Hey folks,
I am trying to download FASTQ files of the Human Genome Diversity Project (HGDP) with fastq-dump.
This is the command I am using (with for loop and in small number of RUNS):
fastq-dump-orig.3.0.9 --split-3 --gzip ERR1343843
The majority of downloaded files show errors/warnings (enlisted below). I used older version 3.0.0. and newer 3.0.9 but the errors pertain for 80% of fastqs.
Example 1 (with error and resulted in truncated file - the truncated files are reported as OK with gzip -t command):
2024-01-16T22:13:51 fastq-dump-orig.3.0.0 warn: database incorrect while opening manager within database module - can't open NC_000014.9 as a RefSeq or as a WGS
2024-01-16T22:13:51 fastq-dump-orig.3.0.0 err: database incorrect while opening manager within database module - failed ERR1344635
Example 2: (just a warning, the file seems OK based on file size):
2024-01-17T01:37:03 fastq-dump-orig.3.0.0 warn: database incorrect while opening manager within database module - can't open NT_187495.1 as a RefSeq or as a WGS
Read 51000044 spots for ERR1344382
Written 51000044 spots for ERR1344382
These errors are random. Since the same RUN is downloaded properly with no warning/error in the 3.0.0 version, but with the warning in 3.0.9. Some downloaded files with errors are correct, but some don't. So it is being random for me.
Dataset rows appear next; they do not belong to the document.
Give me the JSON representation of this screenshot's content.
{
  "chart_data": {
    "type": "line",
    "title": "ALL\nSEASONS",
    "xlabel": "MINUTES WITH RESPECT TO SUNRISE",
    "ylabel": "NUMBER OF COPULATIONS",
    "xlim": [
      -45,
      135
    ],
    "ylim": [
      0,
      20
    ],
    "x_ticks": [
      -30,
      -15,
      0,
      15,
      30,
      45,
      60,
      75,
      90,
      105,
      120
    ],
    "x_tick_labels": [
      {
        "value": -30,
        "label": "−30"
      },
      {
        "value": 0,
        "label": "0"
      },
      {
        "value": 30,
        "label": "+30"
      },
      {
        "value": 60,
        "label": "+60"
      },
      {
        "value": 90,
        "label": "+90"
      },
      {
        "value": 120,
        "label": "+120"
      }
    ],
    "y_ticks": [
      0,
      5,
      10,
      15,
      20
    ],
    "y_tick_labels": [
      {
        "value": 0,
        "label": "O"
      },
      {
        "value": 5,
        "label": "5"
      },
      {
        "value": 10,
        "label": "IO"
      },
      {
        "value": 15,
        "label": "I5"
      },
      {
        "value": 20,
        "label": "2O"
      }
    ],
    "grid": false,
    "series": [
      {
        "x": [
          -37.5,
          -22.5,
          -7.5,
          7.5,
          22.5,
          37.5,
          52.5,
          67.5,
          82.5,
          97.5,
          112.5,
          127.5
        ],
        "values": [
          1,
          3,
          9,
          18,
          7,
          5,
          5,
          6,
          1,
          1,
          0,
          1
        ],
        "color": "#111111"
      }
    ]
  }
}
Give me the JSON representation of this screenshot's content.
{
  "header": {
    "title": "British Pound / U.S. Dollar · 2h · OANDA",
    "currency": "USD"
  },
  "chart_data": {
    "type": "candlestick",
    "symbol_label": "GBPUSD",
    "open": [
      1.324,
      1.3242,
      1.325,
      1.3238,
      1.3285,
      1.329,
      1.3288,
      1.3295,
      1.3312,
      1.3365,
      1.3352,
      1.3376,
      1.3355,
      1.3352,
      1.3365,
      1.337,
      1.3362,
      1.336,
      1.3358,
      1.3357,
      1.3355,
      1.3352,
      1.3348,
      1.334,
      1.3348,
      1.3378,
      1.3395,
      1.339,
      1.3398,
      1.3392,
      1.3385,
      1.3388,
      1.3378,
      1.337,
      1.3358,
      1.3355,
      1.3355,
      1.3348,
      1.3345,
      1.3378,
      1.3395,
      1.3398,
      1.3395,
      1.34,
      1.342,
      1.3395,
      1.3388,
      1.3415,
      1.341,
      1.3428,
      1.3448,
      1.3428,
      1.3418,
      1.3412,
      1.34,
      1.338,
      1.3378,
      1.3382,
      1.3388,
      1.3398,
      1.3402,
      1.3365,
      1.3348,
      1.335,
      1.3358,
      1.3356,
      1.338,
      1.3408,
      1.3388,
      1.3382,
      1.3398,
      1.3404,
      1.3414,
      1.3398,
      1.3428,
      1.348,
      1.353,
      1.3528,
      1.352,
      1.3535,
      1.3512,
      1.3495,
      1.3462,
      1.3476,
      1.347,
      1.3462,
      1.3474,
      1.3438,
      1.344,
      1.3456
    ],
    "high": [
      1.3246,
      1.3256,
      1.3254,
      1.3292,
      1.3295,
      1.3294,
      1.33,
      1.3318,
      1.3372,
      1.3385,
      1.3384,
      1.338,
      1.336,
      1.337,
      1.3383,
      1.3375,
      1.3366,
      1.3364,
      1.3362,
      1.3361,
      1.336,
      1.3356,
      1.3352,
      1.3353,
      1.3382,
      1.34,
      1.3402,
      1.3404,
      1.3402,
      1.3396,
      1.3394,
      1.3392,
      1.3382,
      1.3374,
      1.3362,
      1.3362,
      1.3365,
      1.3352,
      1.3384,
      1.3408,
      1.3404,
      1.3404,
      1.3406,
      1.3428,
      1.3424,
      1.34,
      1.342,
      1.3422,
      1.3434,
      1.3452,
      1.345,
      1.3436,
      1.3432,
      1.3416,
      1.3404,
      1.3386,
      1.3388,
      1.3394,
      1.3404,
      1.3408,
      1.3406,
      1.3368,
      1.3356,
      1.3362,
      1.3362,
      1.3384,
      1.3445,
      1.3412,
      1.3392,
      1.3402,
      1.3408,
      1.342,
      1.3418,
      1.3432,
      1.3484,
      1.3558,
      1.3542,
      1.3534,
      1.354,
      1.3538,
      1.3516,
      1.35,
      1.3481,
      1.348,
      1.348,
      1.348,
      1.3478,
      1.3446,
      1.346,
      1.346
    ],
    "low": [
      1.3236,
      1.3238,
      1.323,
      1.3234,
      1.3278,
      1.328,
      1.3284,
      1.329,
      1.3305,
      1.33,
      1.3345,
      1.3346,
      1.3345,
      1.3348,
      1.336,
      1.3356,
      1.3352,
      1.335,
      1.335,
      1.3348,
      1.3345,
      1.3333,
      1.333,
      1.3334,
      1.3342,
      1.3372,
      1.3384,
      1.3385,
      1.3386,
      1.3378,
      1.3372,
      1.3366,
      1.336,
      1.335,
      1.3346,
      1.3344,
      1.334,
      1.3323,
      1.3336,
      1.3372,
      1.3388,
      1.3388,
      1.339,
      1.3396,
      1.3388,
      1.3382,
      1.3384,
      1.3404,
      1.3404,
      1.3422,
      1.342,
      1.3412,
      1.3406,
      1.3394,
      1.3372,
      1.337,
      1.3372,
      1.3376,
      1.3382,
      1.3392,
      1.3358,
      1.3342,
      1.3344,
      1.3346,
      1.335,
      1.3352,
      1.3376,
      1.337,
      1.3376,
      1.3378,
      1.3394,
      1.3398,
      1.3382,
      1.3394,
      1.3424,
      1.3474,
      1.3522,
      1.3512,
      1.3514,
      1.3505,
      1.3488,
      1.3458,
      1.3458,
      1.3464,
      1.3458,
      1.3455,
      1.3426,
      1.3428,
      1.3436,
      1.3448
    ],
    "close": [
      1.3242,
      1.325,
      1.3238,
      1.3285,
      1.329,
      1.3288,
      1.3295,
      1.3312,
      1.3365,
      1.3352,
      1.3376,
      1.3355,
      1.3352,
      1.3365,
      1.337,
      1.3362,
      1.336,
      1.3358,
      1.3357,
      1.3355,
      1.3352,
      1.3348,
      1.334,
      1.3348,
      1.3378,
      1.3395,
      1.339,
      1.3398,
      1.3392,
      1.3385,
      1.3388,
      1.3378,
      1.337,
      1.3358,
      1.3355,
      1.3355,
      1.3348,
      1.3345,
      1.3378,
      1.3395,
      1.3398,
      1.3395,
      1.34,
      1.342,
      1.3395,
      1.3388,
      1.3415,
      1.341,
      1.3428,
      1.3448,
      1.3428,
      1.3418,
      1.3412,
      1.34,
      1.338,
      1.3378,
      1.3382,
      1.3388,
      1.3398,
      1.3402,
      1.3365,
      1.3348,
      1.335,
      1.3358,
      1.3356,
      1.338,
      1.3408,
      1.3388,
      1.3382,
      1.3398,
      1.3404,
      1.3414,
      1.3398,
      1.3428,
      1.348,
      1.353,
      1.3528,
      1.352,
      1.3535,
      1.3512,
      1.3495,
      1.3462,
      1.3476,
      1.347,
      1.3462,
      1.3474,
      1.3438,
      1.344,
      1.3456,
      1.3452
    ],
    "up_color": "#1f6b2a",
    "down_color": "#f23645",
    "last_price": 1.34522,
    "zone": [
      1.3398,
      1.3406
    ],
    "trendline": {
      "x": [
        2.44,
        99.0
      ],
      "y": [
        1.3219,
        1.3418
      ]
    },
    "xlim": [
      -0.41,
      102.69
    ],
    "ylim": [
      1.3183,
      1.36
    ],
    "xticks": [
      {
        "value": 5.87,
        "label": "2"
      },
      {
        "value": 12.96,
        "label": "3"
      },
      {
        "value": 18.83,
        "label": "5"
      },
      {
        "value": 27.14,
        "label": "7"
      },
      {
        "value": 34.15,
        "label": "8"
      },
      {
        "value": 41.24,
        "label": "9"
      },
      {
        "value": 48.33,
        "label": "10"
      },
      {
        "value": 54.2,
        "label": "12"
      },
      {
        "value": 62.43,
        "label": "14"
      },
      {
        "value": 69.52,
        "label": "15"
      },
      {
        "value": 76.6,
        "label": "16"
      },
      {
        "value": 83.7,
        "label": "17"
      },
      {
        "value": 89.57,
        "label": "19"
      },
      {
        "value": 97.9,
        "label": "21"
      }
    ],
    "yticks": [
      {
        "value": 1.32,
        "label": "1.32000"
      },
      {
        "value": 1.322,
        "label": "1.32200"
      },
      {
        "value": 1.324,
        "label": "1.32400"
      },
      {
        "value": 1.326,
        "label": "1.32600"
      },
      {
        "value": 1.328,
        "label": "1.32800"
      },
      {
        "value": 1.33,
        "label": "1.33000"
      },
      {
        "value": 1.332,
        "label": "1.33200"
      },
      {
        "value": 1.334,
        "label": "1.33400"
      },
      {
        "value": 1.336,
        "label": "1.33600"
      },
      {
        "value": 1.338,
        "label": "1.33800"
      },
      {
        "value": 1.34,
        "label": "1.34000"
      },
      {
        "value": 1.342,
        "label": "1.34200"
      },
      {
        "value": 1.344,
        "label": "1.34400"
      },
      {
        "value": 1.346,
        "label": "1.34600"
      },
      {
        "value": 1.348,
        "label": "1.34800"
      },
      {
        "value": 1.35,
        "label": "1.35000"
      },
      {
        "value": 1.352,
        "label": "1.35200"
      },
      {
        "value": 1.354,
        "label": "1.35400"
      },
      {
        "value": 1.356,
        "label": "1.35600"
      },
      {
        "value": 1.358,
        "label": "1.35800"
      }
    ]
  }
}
It is becoming a headache since I need to download ~2000 RUNS.
I would be glad for any suggestions.
Storage space-wise, I have ~20 TB. I am working in a supercomputer cluster.
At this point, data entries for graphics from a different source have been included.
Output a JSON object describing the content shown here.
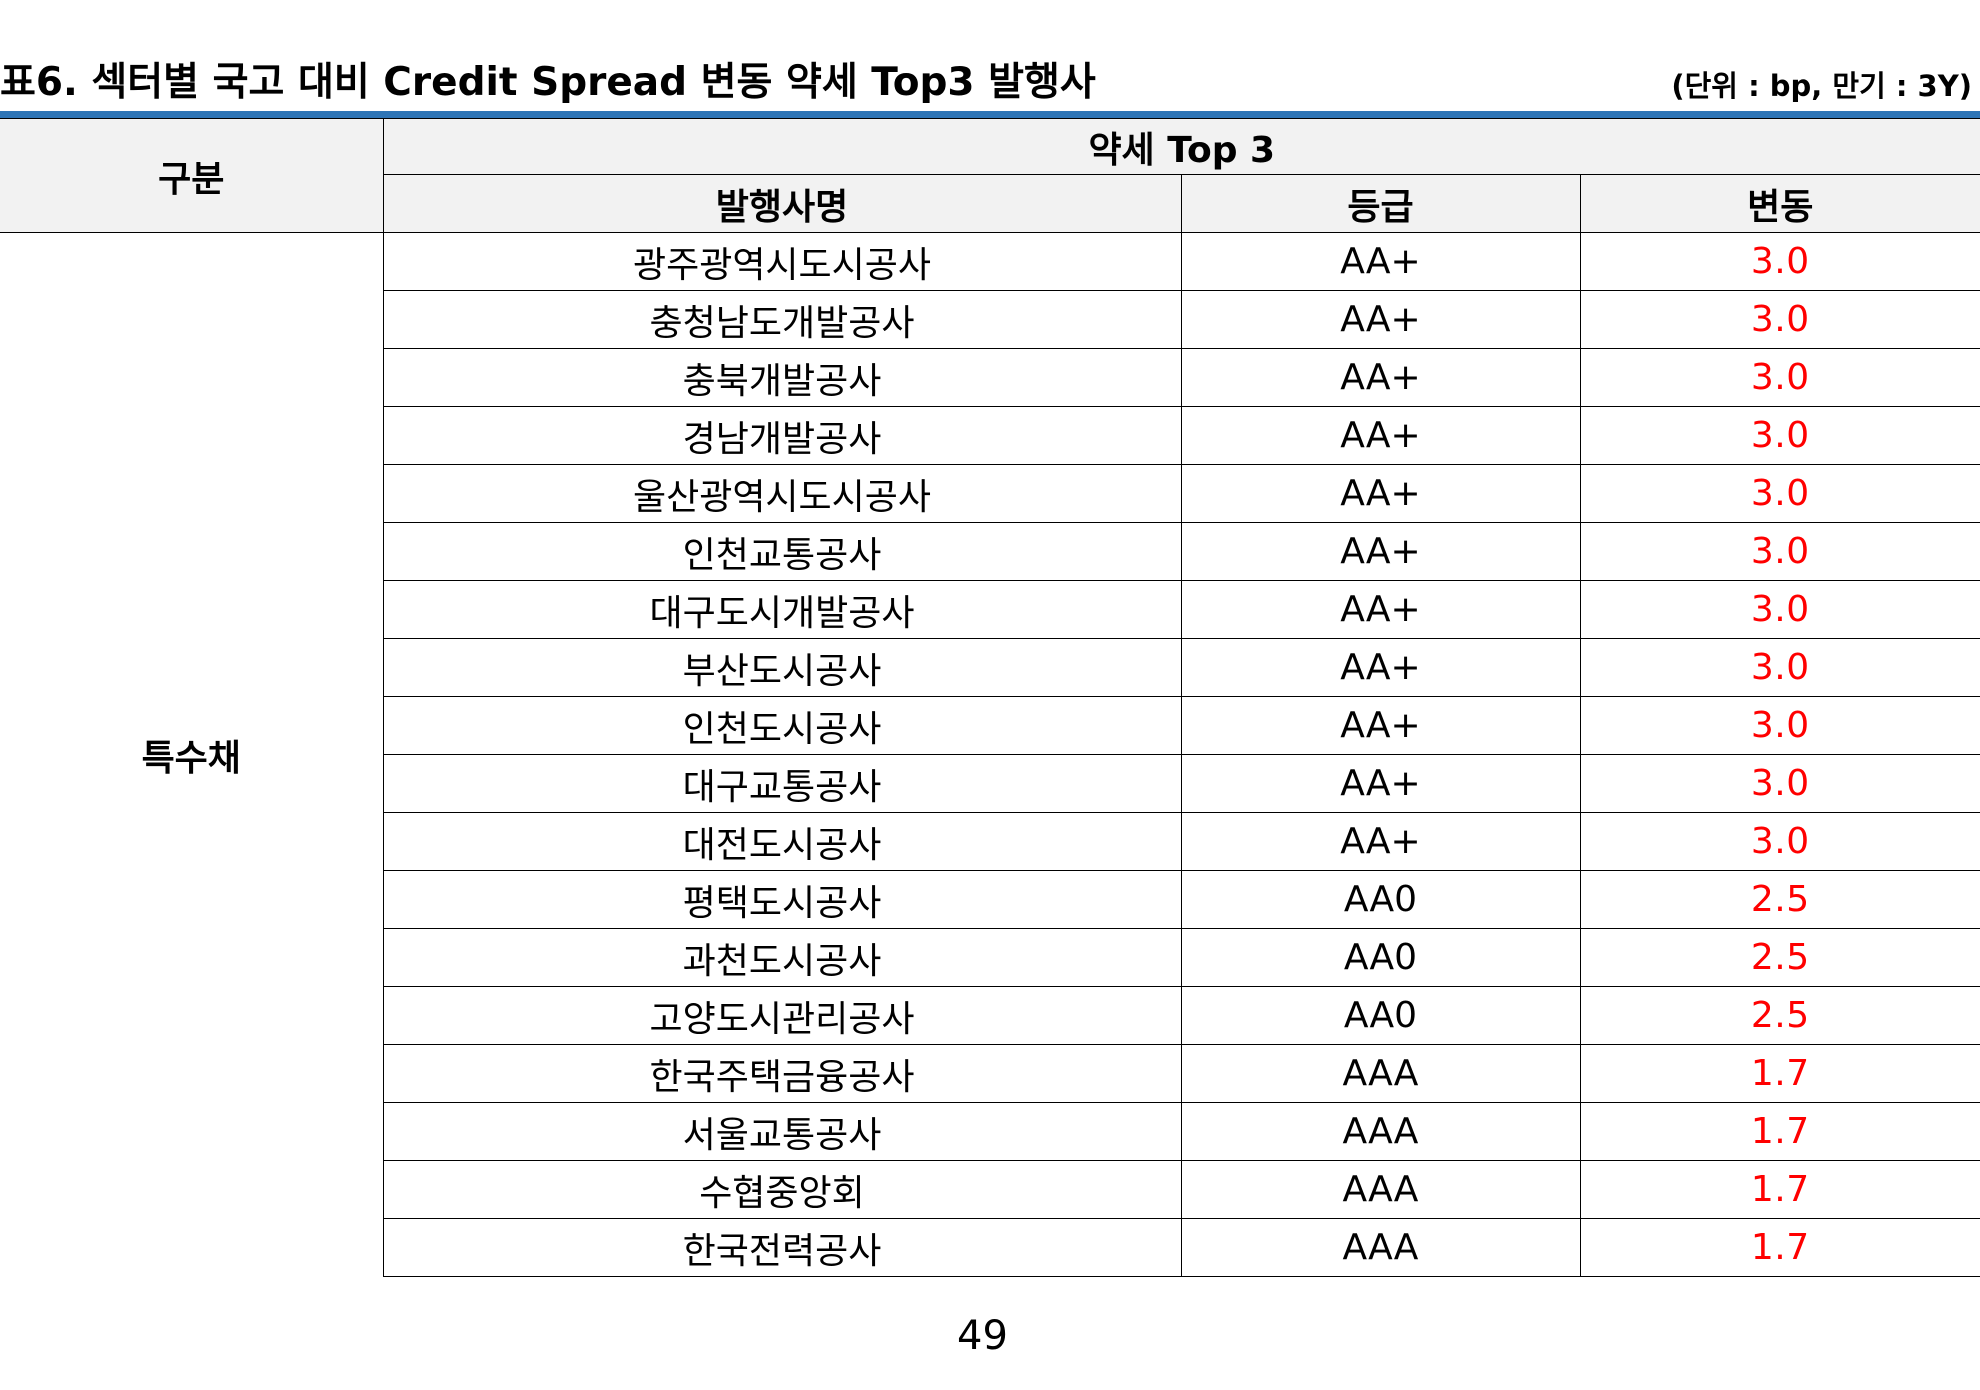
{
  "title": "표6. 섹터별 국고 대비 Credit Spread 변동 약세 Top3 발행사",
  "unit_note": "(단위 : bp, 만기 : 3Y)",
  "colors": {
    "title_rule": "#2e75b6",
    "header_bg": "#f2f2f2",
    "change_value": "#ff0000"
  },
  "header": {
    "group": "구분",
    "top_label": "약세 Top 3",
    "columns": [
      "발행사명",
      "등급",
      "변동"
    ]
  },
  "sector": "특수채",
  "rows": [
    {
      "issuer": "광주광역시도시공사",
      "grade": "AA+",
      "change": "3.0"
    },
    {
      "issuer": "충청남도개발공사",
      "grade": "AA+",
      "change": "3.0"
    },
    {
      "issuer": "충북개발공사",
      "grade": "AA+",
      "change": "3.0"
    },
    {
      "issuer": "경남개발공사",
      "grade": "AA+",
      "change": "3.0"
    },
    {
      "issuer": "울산광역시도시공사",
      "grade": "AA+",
      "change": "3.0"
    },
    {
      "issuer": "인천교통공사",
      "grade": "AA+",
      "change": "3.0"
    },
    {
      "issuer": "대구도시개발공사",
      "grade": "AA+",
      "change": "3.0"
    },
    {
      "issuer": "부산도시공사",
      "grade": "AA+",
      "change": "3.0"
    },
    {
      "issuer": "인천도시공사",
      "grade": "AA+",
      "change": "3.0"
    },
    {
      "issuer": "대구교통공사",
      "grade": "AA+",
      "change": "3.0"
    },
    {
      "issuer": "대전도시공사",
      "grade": "AA+",
      "change": "3.0"
    },
    {
      "issuer": "평택도시공사",
      "grade": "AA0",
      "change": "2.5"
    },
    {
      "issuer": "과천도시공사",
      "grade": "AA0",
      "change": "2.5"
    },
    {
      "issuer": "고양도시관리공사",
      "grade": "AA0",
      "change": "2.5"
    },
    {
      "issuer": "한국주택금융공사",
      "grade": "AAA",
      "change": "1.7"
    },
    {
      "issuer": "서울교통공사",
      "grade": "AAA",
      "change": "1.7"
    },
    {
      "issuer": "수협중앙회",
      "grade": "AAA",
      "change": "1.7"
    },
    {
      "issuer": "한국전력공사",
      "grade": "AAA",
      "change": "1.7"
    }
  ],
  "page_number": "49"
}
I also tried fasterq-dump, but this tool needs 10x more space than the final output, which is ~60 TB space. Very time-consuming for each file to be downloaded but faster per the tool's performance. Basically, trying to pick the least of the evils.
Another option I tried is to download from ENA via FTP wget.
I usually check mdsum5 at the end and download the ones that are errorful. Usually, it can be just a few files but not in this case.
I just want to understand the nature of this issue. Obviously, I can just spend all the time this semester working through it manually.
Thanks in advance for any suggestions!